Sepia
Staubmantel und in Baskenmütze. Sie warten, obwohl schon das Notwendige getan ist, sie warten einfach noch eine Weile, vielleicht klärt sich noch etwas auf, etwas, das den beiden oder zwischen den beiden ein Rätsel ist. Erika. Es sind ihre Eltern. Sie sind aus Halle gekommen, um die Sachen der Tochter abzuholen, das Zimmer muss geräumt werden, weil der Internatsplatz gebraucht wird.

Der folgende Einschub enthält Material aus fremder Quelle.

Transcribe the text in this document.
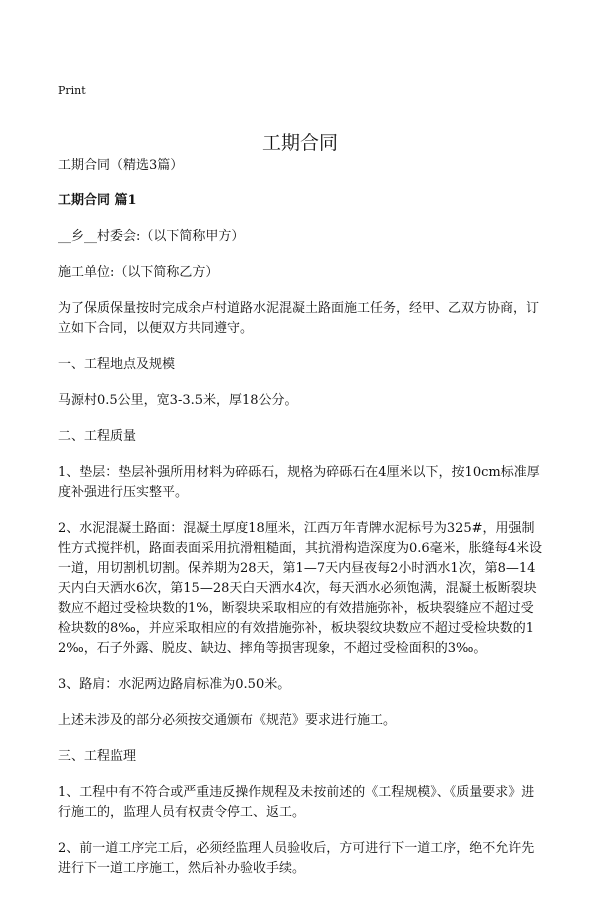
Print
工期合同

工期合同（精选3篇）

工期合同 篇1

__乡__村委会:（以下简称甲方）

施工单位:（以下简称乙方）

为了保质保量按时完成余卢村道路水泥混凝土路面施工任务，经甲、乙双方协商，订立如下合同，以便双方共同遵守。

一、工程地点及规模

马源村0.5公里，宽3-3.5米，厚18公分。

二、工程质量

1、垫层：垫层补强所用材料为碎砾石，规格为碎砾石在4厘米以下，按10cm标准厚度补强进行压实整平。

2、水泥混凝土路面：混凝土厚度18厘米，江西万年青牌水泥标号为325#，用强制性方式搅拌机，路面表面采用抗滑粗糙面，其抗滑构造深度为0.6毫米，胀缝每4米设一道，用切割机切割。保养期为28天，第1—7天内昼夜每2小时洒水1次，第8—14天内白天洒水6次，第15—28天白天洒水4次，每天洒水必须饱满，混凝土板断裂块数应不超过受检块数的1%，断裂块采取相应的有效措施弥补，板块裂缝应不超过受检块数的8‰，并应采取相应的有效措施弥补，板块裂纹块数应不超过受检块数的12‰，石子外露、脱皮、缺边、摔角等损害现象，不超过受检面积的3‰。

3、路肩：水泥两边路肩标准为0.50米。

上述未涉及的部分必须按交通颁布《规范》要求进行施工。

三、工程监理

1、工程中有不符合或严重违反操作规程及未按前述的《工程规模》、《质量要求》进行施工的，监理人员有权责令停工、返工。

2、前一道工序完工后，必须经监理人员验收后，方可进行下一道工序，绝不允许先进行下一道工序施工，然后补办验收手续。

Ein aufgescheuchter Studentinnenschwarm schwirrt an den beiden Besuchern vorbei. Rücksichtslos, atemlos. Laut. Eli taumelt in schwarzweißen Bildern, dazu in Ludwigs kumpelhafter Umarmung. Sein Schlag auf ihrer linken Schulter, der warme milchige Atem, seine Nase an ihrem Ohr. Mon Amour. Es ist ein kurzer Weg vom Kinosaal in die Unterkünfte. Ein Umsturz, eine Warmfront liegt in der Luft. Jemand erfindet ein neues Kino. Revolution. So was geschieht nicht oft, aber daraus besteht das tägliche Leben.
Fräulein Rafaela?
Ein Vater, eine Mutter, Erika hatte nie von ihren Eltern gesprochen. Vielleicht weil sie Rücksicht nehmen wollte auf Eli, die Elternlose. Das Großvaterkind.
Erikas Mutter erklärt, dass sie auf gut Glück gewartet haben und jetzt froh sind, sie trocknet schnell eine Träne. Der Vater reicht seiner Frau ein Foto, sie gibt das Foto weiter an Eli. Eine Frau, ein Mann, ein Kind, ein Brunnen.
Ach, Erika, sagt Eli.
Das musste nicht sein, kommentiert der Vater.
Sie können das Bild behalten, sagt die Mutter. Dann nimmt die Mutter das Gepäck, den kunterbunten Korb. Darin hat Enrico geschlafen, der Enkelsohn. Es ist das, was besorgt werden muss. Mehr war wohl nicht, mehr ist jetzt wohl nicht zu tun.
Ach, das Radio, sagt Eli. Sie ist auf dem Sprung, Erikas Radio herbeizuholen.
Der Apparat bleibt hier bei Ihnen. Die Mutter hat nun wieder ihre lebenstüchtige Meinung. Das braucht nicht mehr lange. Das wird sich bald normalisieren.
Was denn, wie denn? Der Vater blickt beleidigt auf den großen Koffer. Wer ist schuld, dass er den nun schleppen muss? Der Kerl in Rom, die Weiber, seine Frau samt der eigentlich sonst cleveren und hochbegabten Tochter. Oder der Russe.
Der Russe wird einlenken.
Ob wir das noch erleben.
Und was kommt dann?
Eli hätte gerne etwas Gutes gesagt. Vom Abenteuer im dunklen Saal, von der schwarzen Mama. Von himmlischer und irdischer Fügung, wie Eli die Kunst der Montage versteht. Von Sprache und Musik.
Wolken ändern ihr Gesicht, sagt Eli. Sie stockt.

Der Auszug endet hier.